Please review ITS’s policies on responsible use of technology resources and CAEN’s policy documents for guidelines concerning proper use of information technology at U-M, as well as the Engineering Honor Code. As members of the university, you are required to abide by these policies.
Students with Disabilities
If you believe you need an accommodation for a disability, please let thee instructor know at the earliest opportunity. Some aspects of courses may be modified to facilitate your participation and progress. As soon as you make an instructor aware of your needs, they can work with the Services for Students with Disabilities (SSD) office to help determine appropriate academic accommodations. Information you provide will be treated as private and confidential.

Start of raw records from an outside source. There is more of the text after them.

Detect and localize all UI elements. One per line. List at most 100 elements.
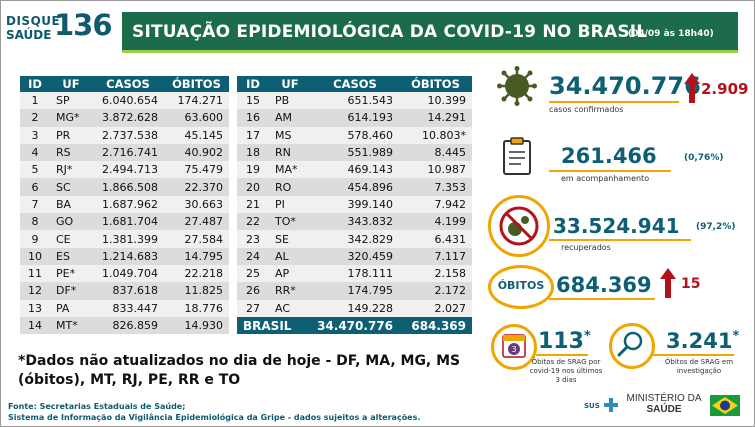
source-note: Fonte: Secretarias Estaduais de Saúde; S… xyxy=(8,401,420,423)
cell-casos: 3.872.628 xyxy=(92,109,164,127)
ministry-name: MINISTÉRIO DA SAÚDE xyxy=(624,393,704,415)
confirmed-increase: 2.909 xyxy=(701,80,749,98)
cell-id: 22 xyxy=(237,213,269,231)
cell-uf: PI xyxy=(269,195,311,214)
cell-casos: 1.049.704 xyxy=(92,264,164,283)
cell-uf: BA xyxy=(50,195,92,214)
cell-id: 12 xyxy=(20,282,50,300)
recovered-value: 33.524.941 xyxy=(553,214,680,238)
table-row: 24 AL 320.459 7.117 xyxy=(237,247,472,265)
cell-uf: CE xyxy=(50,230,92,248)
cell-uf: AP xyxy=(269,264,311,283)
cell-obitos: 14.795 xyxy=(164,247,229,265)
cell-casos: 342.829 xyxy=(311,230,399,248)
title-bar: SITUAÇÃO EPIDEMIOLÓGICA DA COVID-19 NO B… xyxy=(122,12,738,53)
table-row: 6 SC 1.866.508 22.370 xyxy=(20,178,229,196)
cell-obitos: 8.445 xyxy=(399,143,472,162)
table-row: 27 AC 149.228 2.027 xyxy=(237,299,472,317)
cell-id: 27 xyxy=(237,299,269,317)
cell-casos: 837.618 xyxy=(92,282,164,300)
cell-id: 18 xyxy=(237,143,269,162)
cell-casos: 826.859 xyxy=(92,316,164,335)
cell-id: 3 xyxy=(20,126,50,144)
logo-number: 136 xyxy=(54,8,113,42)
cell-id: 5 xyxy=(20,161,50,179)
total-row: BRASIL 34.470.776 684.369 xyxy=(237,316,472,335)
table-row: 14 MT* 826.859 14.930 xyxy=(20,316,229,335)
table-row: 1 SP 6.040.654 174.271 xyxy=(20,92,229,110)
cell-uf: RR* xyxy=(269,282,311,300)
srag-3days-number: 113 xyxy=(538,329,584,354)
cell-uf: GO xyxy=(50,213,92,231)
cell-obitos: 75.479 xyxy=(164,161,229,179)
cell-id: 17 xyxy=(237,126,269,144)
cell-obitos: 11.825 xyxy=(164,282,229,300)
total-obitos: 684.369 xyxy=(399,316,472,335)
disque-saude-logo: DISQUE SAÚDE 136 xyxy=(6,8,116,48)
cell-obitos: 14.291 xyxy=(399,109,472,127)
recovered-label: recuperados xyxy=(561,243,611,252)
table-row: 20 RO 454.896 7.353 xyxy=(237,178,472,196)
table-row: 11 PE* 1.049.704 22.218 xyxy=(20,264,229,283)
table-row: 18 RN 551.989 8.445 xyxy=(237,143,472,162)
cell-uf: AM xyxy=(269,109,311,127)
cell-obitos: 14.930 xyxy=(164,316,229,335)
logo-line1: DISQUE xyxy=(6,14,61,28)
cell-obitos: 2.027 xyxy=(399,299,472,317)
cell-uf: SP xyxy=(50,92,92,110)
table-header-row: ID UF CASOS ÓBITOS xyxy=(237,76,472,92)
cell-id: 9 xyxy=(20,230,50,248)
underline xyxy=(549,239,691,241)
cell-casos: 1.381.399 xyxy=(92,230,164,248)
cell-id: 13 xyxy=(20,299,50,317)
table-row: 15 PB 651.543 10.399 xyxy=(237,92,472,110)
cell-obitos: 27.487 xyxy=(164,213,229,231)
underline xyxy=(549,101,679,103)
table-header-row: ID UF CASOS ÓBITOS xyxy=(20,76,229,92)
table-row: 5 RJ* 2.494.713 75.479 xyxy=(20,161,229,179)
table-row: 13 PA 833.447 18.776 xyxy=(20,299,229,317)
monitoring-value: 261.466 xyxy=(561,144,657,168)
magnifier-icon xyxy=(617,331,643,357)
cell-id: 14 xyxy=(20,316,50,335)
cell-id: 6 xyxy=(20,178,50,196)
table-row: 21 PI 399.140 7.942 xyxy=(237,195,472,214)
cell-uf: RN xyxy=(269,143,311,162)
ministry-line1: MINISTÉRIO DA xyxy=(626,393,702,404)
col-header-casos: CASOS xyxy=(92,76,164,92)
cell-uf: PR xyxy=(50,126,92,144)
cell-id: 1 xyxy=(20,92,50,110)
col-header-id: ID xyxy=(237,76,269,92)
cell-casos: 469.143 xyxy=(311,161,399,179)
confirmed-value: 34.470.776 xyxy=(549,72,701,100)
cell-uf: SE xyxy=(269,230,311,248)
table-row: 16 AM 614.193 14.291 xyxy=(237,109,472,127)
deaths-badge: ÓBITOS xyxy=(488,265,554,309)
underline xyxy=(549,170,671,172)
cell-obitos: 45.145 xyxy=(164,126,229,144)
cell-uf: AL xyxy=(269,247,311,265)
cell-obitos: 63.600 xyxy=(164,109,229,127)
cell-id: 23 xyxy=(237,230,269,248)
cell-casos: 551.989 xyxy=(311,143,399,162)
cell-casos: 2.737.538 xyxy=(92,126,164,144)
table-row: 12 DF* 837.618 11.825 xyxy=(20,282,229,300)
cell-obitos: 7.353 xyxy=(399,178,472,196)
cell-obitos: 10.987 xyxy=(399,161,472,179)
cell-id: 21 xyxy=(237,195,269,214)
col-header-casos: CASOS xyxy=(311,76,399,92)
cell-id: 4 xyxy=(20,143,50,162)
cell-casos: 614.193 xyxy=(311,109,399,127)
total-label: BRASIL xyxy=(237,316,311,335)
table-row: 7 BA 1.687.962 30.663 xyxy=(20,195,229,214)
brazil-flag-icon xyxy=(710,395,740,416)
ministry-line2: SAÚDE xyxy=(646,404,682,415)
cell-uf: TO* xyxy=(269,213,311,231)
srag-investigation-label-line1: Óbitos de SRAG em xyxy=(664,358,734,366)
cell-uf: PB xyxy=(269,92,311,110)
cell-obitos: 4.199 xyxy=(399,213,472,231)
table-row: 19 MA* 469.143 10.987 xyxy=(237,161,472,179)
cell-id: 11 xyxy=(20,264,50,283)
cell-obitos: 2.158 xyxy=(399,264,472,283)
cell-id: 8 xyxy=(20,213,50,231)
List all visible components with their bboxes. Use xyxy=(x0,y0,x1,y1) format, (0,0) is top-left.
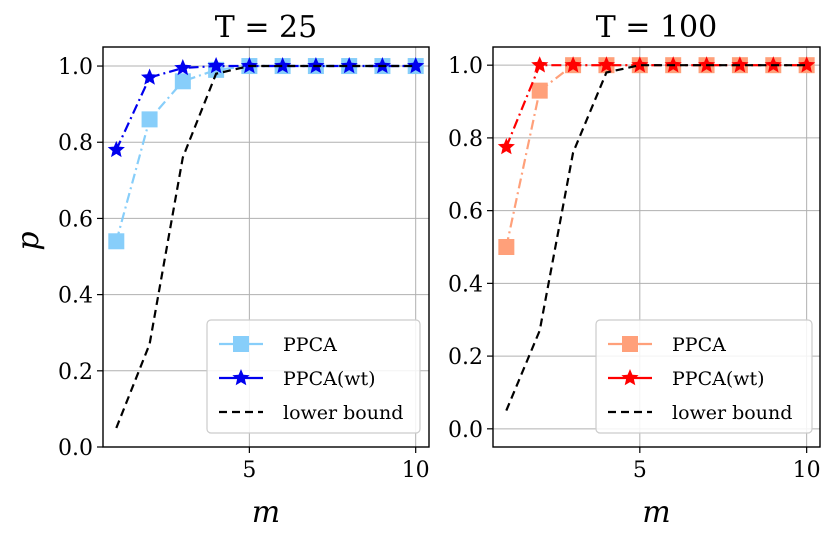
series-line-1 xyxy=(505,64,807,148)
data-point-s0-0 xyxy=(498,239,515,255)
y-tick-label-5: 1.0 xyxy=(58,55,93,80)
data-point-s0-2 xyxy=(174,73,191,90)
y-tick-label-4: 0.8 xyxy=(448,127,483,152)
x-axis-label: m xyxy=(252,495,280,530)
data-point-s0-0 xyxy=(108,233,125,250)
legend-box xyxy=(206,319,421,434)
y-tick-label-0: 0.0 xyxy=(448,418,483,443)
y-tick-label-0: 0.0 xyxy=(58,436,93,461)
y-tick-label-2: 0.4 xyxy=(58,284,93,309)
x-axis-label: m xyxy=(642,495,670,530)
axes-frame xyxy=(492,46,821,448)
x-tick-label-1: 10 xyxy=(793,458,821,483)
legend-marker-0 xyxy=(233,336,249,352)
data-point-s0-1 xyxy=(141,111,158,128)
y-tick-label-3: 0.6 xyxy=(448,200,483,225)
x-tick-label-0: 5 xyxy=(242,458,256,483)
data-point-s1-9 xyxy=(407,57,425,74)
data-point-s1-5 xyxy=(274,57,292,74)
data-point-s1-1 xyxy=(141,68,159,85)
data-point-s1-0 xyxy=(497,138,515,155)
y-axis-label: p xyxy=(11,231,46,250)
chart-panel-t100: 5 10 0.0 0.2 0.4 0.6 0.8 1.0 T = 100 m PPCA PPCA(wt… xyxy=(448,10,821,530)
y-tick-label-1: 0.2 xyxy=(448,345,483,370)
data-point-s1-9 xyxy=(798,56,816,73)
legend-label-0: PPCA xyxy=(672,334,726,356)
legend-label-2: lower bound xyxy=(672,402,792,424)
x-tick-label-1: 10 xyxy=(402,458,430,483)
series-line-0 xyxy=(115,64,416,242)
legend-box xyxy=(595,319,813,434)
legend-marker-1 xyxy=(232,369,250,386)
data-point-s1-3 xyxy=(207,57,225,74)
legend-label-1: PPCA(wt) xyxy=(672,368,765,390)
data-point-s1-2 xyxy=(174,59,192,76)
legend-label-1: PPCA(wt) xyxy=(283,368,376,390)
legend-marker-0 xyxy=(622,336,638,352)
chart-title: T = 100 xyxy=(596,10,717,45)
series-line-2 xyxy=(115,64,416,429)
data-point-s1-4 xyxy=(631,56,649,73)
series-line-1 xyxy=(115,64,416,151)
legend-label-0: PPCA xyxy=(283,334,337,356)
legend-marker-1 xyxy=(621,369,639,386)
legend-label-2: lower bound xyxy=(283,402,403,424)
data-point-s0-1 xyxy=(531,82,548,99)
y-tick-label-4: 0.8 xyxy=(58,131,93,156)
y-tick-label-5: 1.0 xyxy=(448,54,483,79)
y-tick-label-3: 0.6 xyxy=(58,207,93,232)
data-point-s1-3 xyxy=(597,56,615,73)
data-point-s1-7 xyxy=(340,57,358,74)
chart-panel-t25: 5 10 0.0 0.2 0.4 0.6 0.8 1.0 T = 25 m p PPCA PPCA(wt… xyxy=(11,10,430,530)
data-point-s1-1 xyxy=(531,56,549,73)
axes-frame xyxy=(102,46,430,448)
series-line-0 xyxy=(505,64,807,248)
y-tick-label-2: 0.4 xyxy=(448,272,483,297)
x-tick-label-0: 5 xyxy=(633,458,647,483)
data-point-s1-2 xyxy=(564,56,582,73)
chart-title: T = 25 xyxy=(215,10,317,45)
y-tick-label-1: 0.2 xyxy=(58,360,93,385)
data-point-s1-0 xyxy=(107,140,125,158)
series-line-2 xyxy=(505,64,807,412)
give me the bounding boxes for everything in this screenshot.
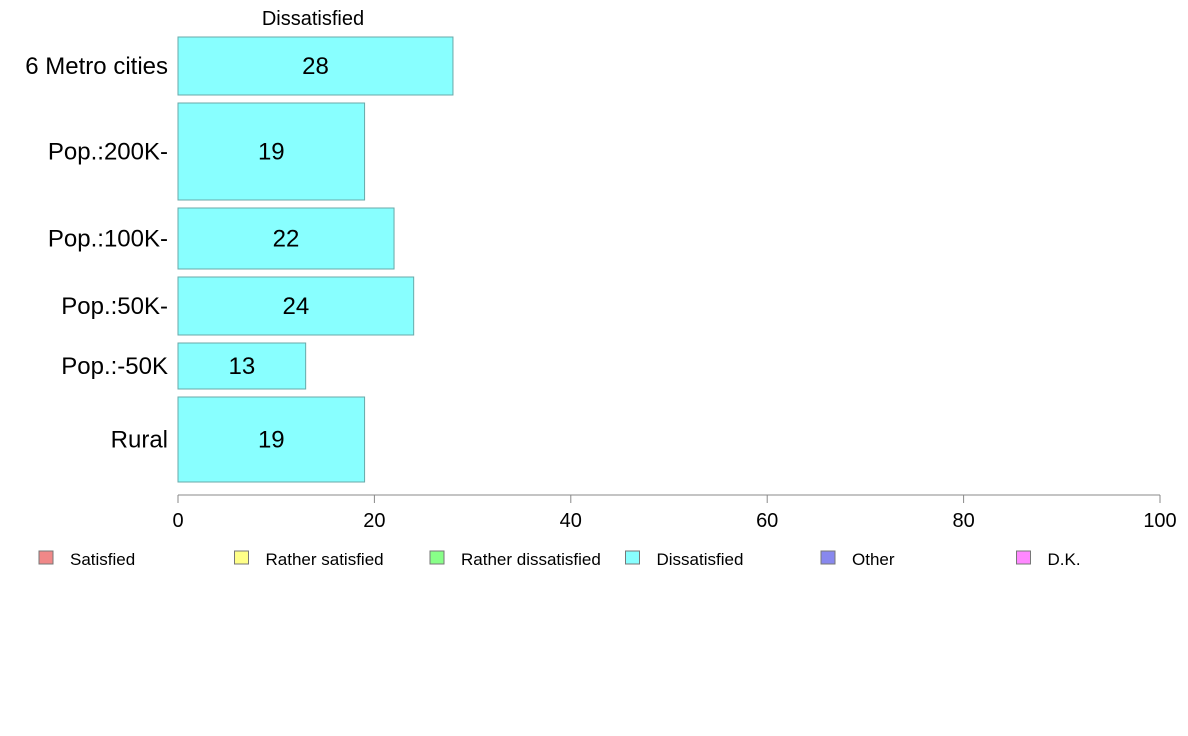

Course lectures will be audio/video recorded and made available to all students in this course. As part of your participation in this course, you may be recorded. If you do not wish to be recorded, please contact the instructor the first week of class to discuss alternative arrangements. To prevent revealing your identity on recordings, please mute your video during lecture. Also, questions can be submitted via Zoom chat if you do not wish to reveal your voice.
Students may not record or distribute any class activity without written permission from the instructor, except as necessary as part of approved accommodations for students with disabilities. Any approved recordings may only be used for the student’s own private use.